Noida-based Archohm plays across an impressive range of design work, where it combines fearless innovation and global ideas into good-looking but practical products.
With bases in Noida (set up in 1999), Holland (2002), and Libya (2009), Archohm’s work culture is seeped deep into everything design. Admittedly chasing a “mad and fun” attitude towards whatever it takes up, the firm has built up an impressive repertoire of design innovations. This list includes schools and offices, toll plaza structures and myriad products – Archohm is unafraid of skating across the range.
Its extra-curricular activities too are just as design-centric. Through annual international design workshop, Archoforum; monthly newsletter, Archometer; annual expedition, Archotour; and student competition, Archontention; Archohm keeps its design radar buzzing through the year. Its partnership with lifestyle and product boutique, Zolijns, founded by Archohm managing director Sourabh Gupta, sources European furniture and design props for the Indian market. An inter-disciplinary design educational campus is also part of this design empire.

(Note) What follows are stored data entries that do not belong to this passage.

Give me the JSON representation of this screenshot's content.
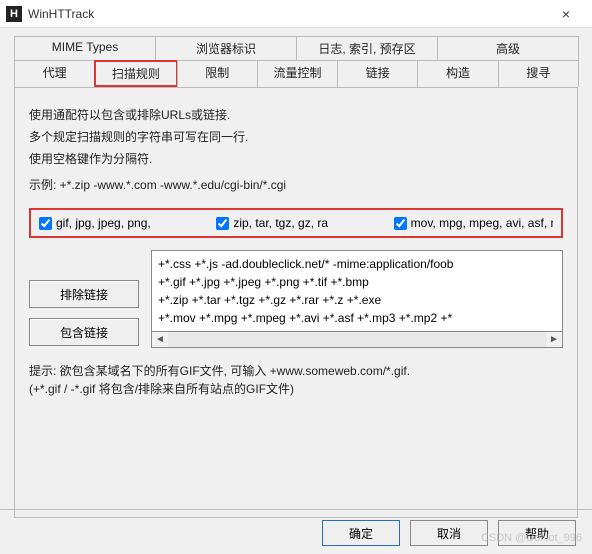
{
  "window": {
    "icon_letter": "H",
    "title": "WinHTTrack",
    "close": "×"
  },
  "tabs_row1": [
    {
      "label": "MIME Types"
    },
    {
      "label": "浏览器标识"
    },
    {
      "label": "日志, 索引, 预存区"
    },
    {
      "label": "高级"
    }
  ],
  "tabs_row2": [
    {
      "label": "代理"
    },
    {
      "label": "扫描规则",
      "active": true
    },
    {
      "label": "限制"
    },
    {
      "label": "流量控制"
    },
    {
      "label": "链接"
    },
    {
      "label": "构造"
    },
    {
      "label": "搜寻"
    }
  ],
  "instructions": {
    "line1": "使用通配符以包含或排除URLs或链接.",
    "line2": "多个规定扫描规则的字符串可写在同一行.",
    "line3": "使用空格键作为分隔符.",
    "example_label": "示例: ",
    "example_text": "+*.zip -www.*.com -www.*.edu/cgi-bin/*.cgi"
  },
  "checkboxes": [
    {
      "label": "gif, jpg, jpeg, png, ",
      "checked": true
    },
    {
      "label": "zip, tar, tgz, gz, ra",
      "checked": true
    },
    {
      "label": "mov, mpg, mpeg, avi, asf, mp",
      "checked": true
    }
  ],
  "sidebuttons": {
    "exclude": "排除链接",
    "include": "包含链接"
  },
  "rules_text": "+*.css +*.js -ad.doubleclick.net/* -mime:application/foob\n+*.gif +*.jpg +*.jpeg +*.png +*.tif +*.bmp\n+*.zip +*.tar +*.tgz +*.gz +*.rar +*.z +*.exe\n+*.mov +*.mpg +*.mpeg +*.avi +*.asf +*.mp3 +*.mp2 +*",
  "hint": {
    "line1_prefix": "提示: 欲包含某域名下的所有GIF文件, 可输入 ",
    "line1_value": "+www.someweb.com/*.gif.",
    "line2": "(+*.gif / -*.gif 将包含/排除来自所有站点的GIF文件)"
  },
  "footer": {
    "ok": "确定",
    "cancel": "取消",
    "help": "帮助"
  },
  "watermark": "CSDN @DoNot_996"
}
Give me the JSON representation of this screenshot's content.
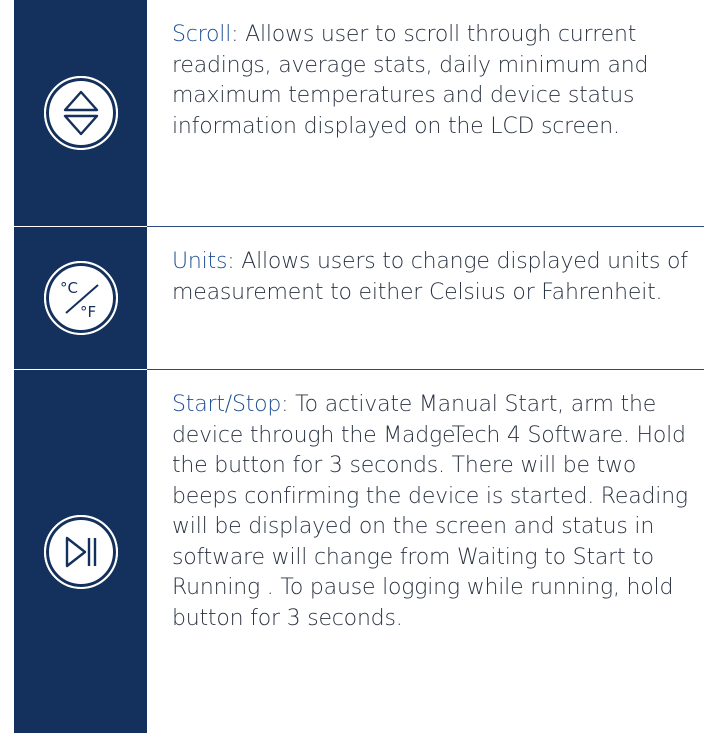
{
  "rows": [
    {
      "icon": "scroll-up-down-icon",
      "lead": "Scroll",
      "text": ": Allows user to scroll through current readings, average stats, daily minimum and maximum temperatures and device status information displayed on the LCD screen."
    },
    {
      "icon": "celsius-fahrenheit-icon",
      "lead": "Units",
      "text": ": Allows users to change displayed units of measurement to either Celsius or Fahrenheit.",
      "icon_glyph_top": "°C",
      "icon_glyph_bottom": "°F"
    },
    {
      "icon": "play-pause-icon",
      "lead": "Start/Stop",
      "text": ": To activate Manual Start, arm the device through the MadgeTech 4 Software. Hold the button for 3 seconds. There will be two beeps confirming the device is started.  Reading will be displayed on the screen and status in software will change from Waiting to Start to Running . To pause logging while running, hold button for 3 seconds."
    }
  ],
  "colors": {
    "icon_panel": "#14305c",
    "lead_text": "#1f4f94",
    "body_text": "#2a3342"
  }
}
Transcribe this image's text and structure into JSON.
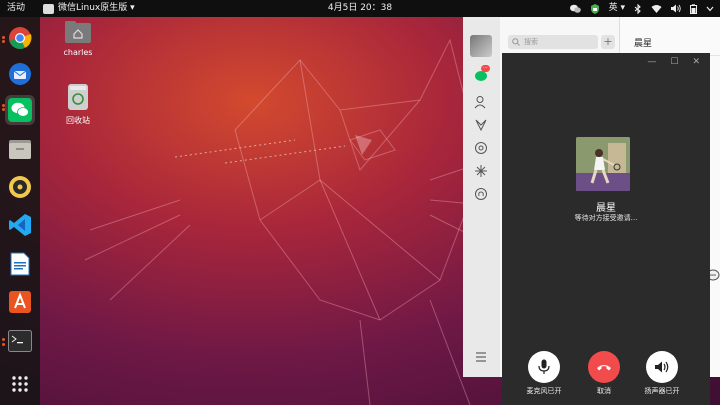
{
  "topbar": {
    "activities": "活动",
    "app_menu": "微信Linux原生版 ▾",
    "clock": "4月5日  20：38",
    "input_method": "英 ▾"
  },
  "desktop": {
    "icons": [
      {
        "label": "charles"
      },
      {
        "label": "回收站"
      }
    ]
  },
  "dock": {
    "items": [
      "chrome-icon",
      "thunderbird-icon",
      "wechat-icon",
      "files-icon",
      "rhythmbox-icon",
      "vscode-icon",
      "writer-icon",
      "software-center-icon",
      "terminal-icon",
      "show-apps-icon"
    ]
  },
  "wechat": {
    "search_placeholder": "搜索",
    "add_label": "+",
    "chat_name": "晨星",
    "badge": "···"
  },
  "call": {
    "name": "晨星",
    "status": "等待对方接受邀请...",
    "mic_label": "麦克风已开",
    "cancel_label": "取消",
    "speaker_label": "扬声器已开",
    "window_buttons": [
      "—",
      "☐",
      "✕"
    ]
  },
  "colors": {
    "accent_orange": "#e95420",
    "hangup_red": "#f24b4b",
    "wechat_green": "#07c160"
  }
}
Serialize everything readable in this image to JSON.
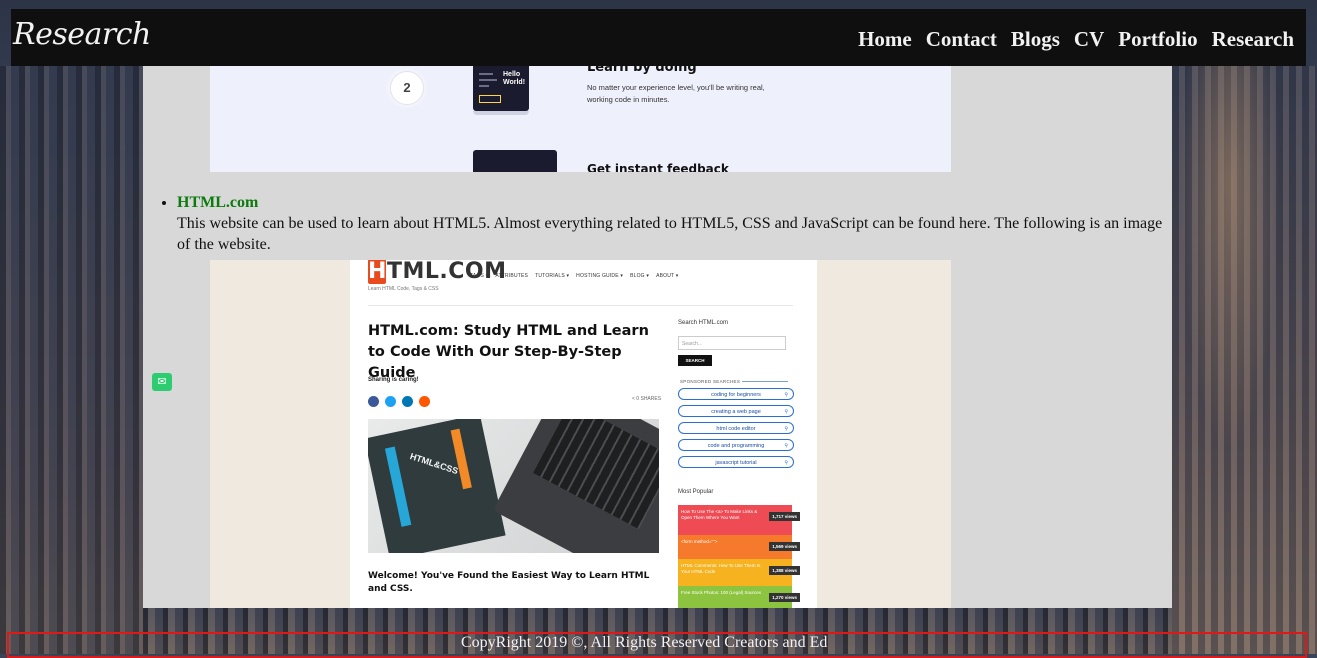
{
  "header": {
    "logo": "Research",
    "nav": [
      "Home",
      "Contact",
      "Blogs",
      "CV",
      "Portfolio",
      "Research"
    ]
  },
  "shot1": {
    "step_number": "2",
    "mini_code_text": "Hello\nWorld!",
    "learn_by_doing_title": "Learn by doing",
    "learn_by_doing_text": "No matter your experience level, you'll be writing real, working code in minutes.",
    "feedback_title": "Get instant feedback"
  },
  "entry": {
    "link_label": "HTML.com",
    "description": "This website can be used to learn about HTML5. Almost everything related to HTML5, CSS and JavaScript can be found here. The following is an image of the website."
  },
  "shot2": {
    "logo_h": "H",
    "logo_rest": "TML.COM",
    "tagline": "Learn HTML Code, Tags & CSS",
    "nav": [
      "TAGS ▾",
      "ATTRIBUTES",
      "TUTORIALS ▾",
      "HOSTING GUIDE ▾",
      "BLOG ▾",
      "ABOUT ▾"
    ],
    "headline": "HTML.com: Study HTML and Learn to Code With Our Step-By-Step Guide",
    "sharing": "Sharing is caring!",
    "shares": "< 0 SHARES",
    "book_title": "HTML&CSS",
    "welcome": "Welcome! You've Found the Easiest Way to Learn HTML and CSS.",
    "side": {
      "search_title": "Search HTML.com",
      "search_placeholder": "Search...",
      "search_button": "SEARCH",
      "sponsored_label": "SPONSORED SEARCHES",
      "pills": [
        "coding for beginners",
        "creating a web page",
        "html code editor",
        "code and programming",
        "javascript tutorial"
      ],
      "most_popular_title": "Most Popular",
      "most_popular": [
        {
          "text": "How To Use The <a> To Make Links & Open Them Where You Want",
          "views": "1,717 views",
          "color": "#ee4b55"
        },
        {
          "text": "<form method=\"\">",
          "views": "1,569 views",
          "color": "#f57a2b"
        },
        {
          "text": "HTML Comments: How To Use Them In Your HTML Code",
          "views": "1,388 views",
          "color": "#f6b21f"
        },
        {
          "text": "Free Stock Photos: 100 (Legal) Sources",
          "views": "1,270 views",
          "color": "#8cc43f"
        }
      ]
    }
  },
  "footer": {
    "text": "CopyRight 2019 ©, All Rights Reserved Creators and Ed"
  }
}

Apart from its construction and interior core concerns, Archohm has managed to build an impressive product range that tests the limits of conceptual art.
Often using disparate materials, the firm has always come out with products that have an avant-garde exterior but have solid utilitarian credentials.
One of the most impressive of these is the Le Corbusier’s Knowledge ‘Hand’ at the entrance of studio Archohm. Like all consummate practitioners of a craft, Archohm’s office is itself a temple of design innovation and calculated ‘madness’.
The ambition and inspirations of this project are staggering, to say the least.
Taurian World School
Spread over 42 acres, everything about this school can be prefixed with ‘state-of-the-art’.
This sprawling campus is a kaleidoscope of ideas and forms, no doubt a great thing for an educational institution. This begins right at the gate, which is a 25-foot monster with the looks of a sheet of paper that came out of craft class.
The crux of the beauty of this structure is its mad detours – sometimes it looks like a straitlaced management building, but somewhere a brick wall comes up and takes you by surprise.
The stone cobbled lanes and the pruned vegetation gives it the sheen of a luxury resort, but then there are also courtyard-like spaces that give you the feel of a rural ensconce.
This diversity in style and treatment within one project cements Archohm’s commitment to constant re-invention. This school’s identity is a combined effect of its segmented buildings and spaces, what with even the classrooms embracing smaller corners for assembly and discussion.
Even in the grand play of material and scale here, the firm’s inclusion of lots of space, shapes and greenery points to its deep sensitivity to a student’s needs.
The Concrete Triangle
Some of the amazing innovations are the ones which just turn regular ideas on their head, and then execute them with unworldly boldness. So is the case with Archohm’s Concrete Triangle. It too survived an initial phase of scepticism, but stuck to its formula, and is today one of the most popular products in the firm’s impressive catalogue.
This product’s bafflement factor is that it looks like an unwieldy hunk of concrete but is actually light, polished on the top, and a holy mix of formality and casualness.
Its cantilevered edges and a central support system give it the effect of a spaceship that has landed in a meeting room. It also allows for more seating possibilities, and of course with its unusual triangular shape, almost demands unconventionality in thoughts and words. It is to the credit of the development team that their zeal for creating something different never dimmed their dedication to providing practical and reliable alternatives.
The Knowledge Hand
On the other end of this spectrum stands an eerie piece of genius – the Hand, also called, Le Corbusier’s Knowledge Hand. Part tribute, part design experiment, and part measured kookiness, this installation at studio Archohm may look like a clump of mangled metal, but forms the most amazing hand-shaped shadow on the ‘chowk’ of the building.
Made of plumbing pipes, electrical conduits, reinforcement bars, and other slag pieces from Archohm’s usual business activities, this one is testimony to the firm’s inventiveness, and its taste for fun.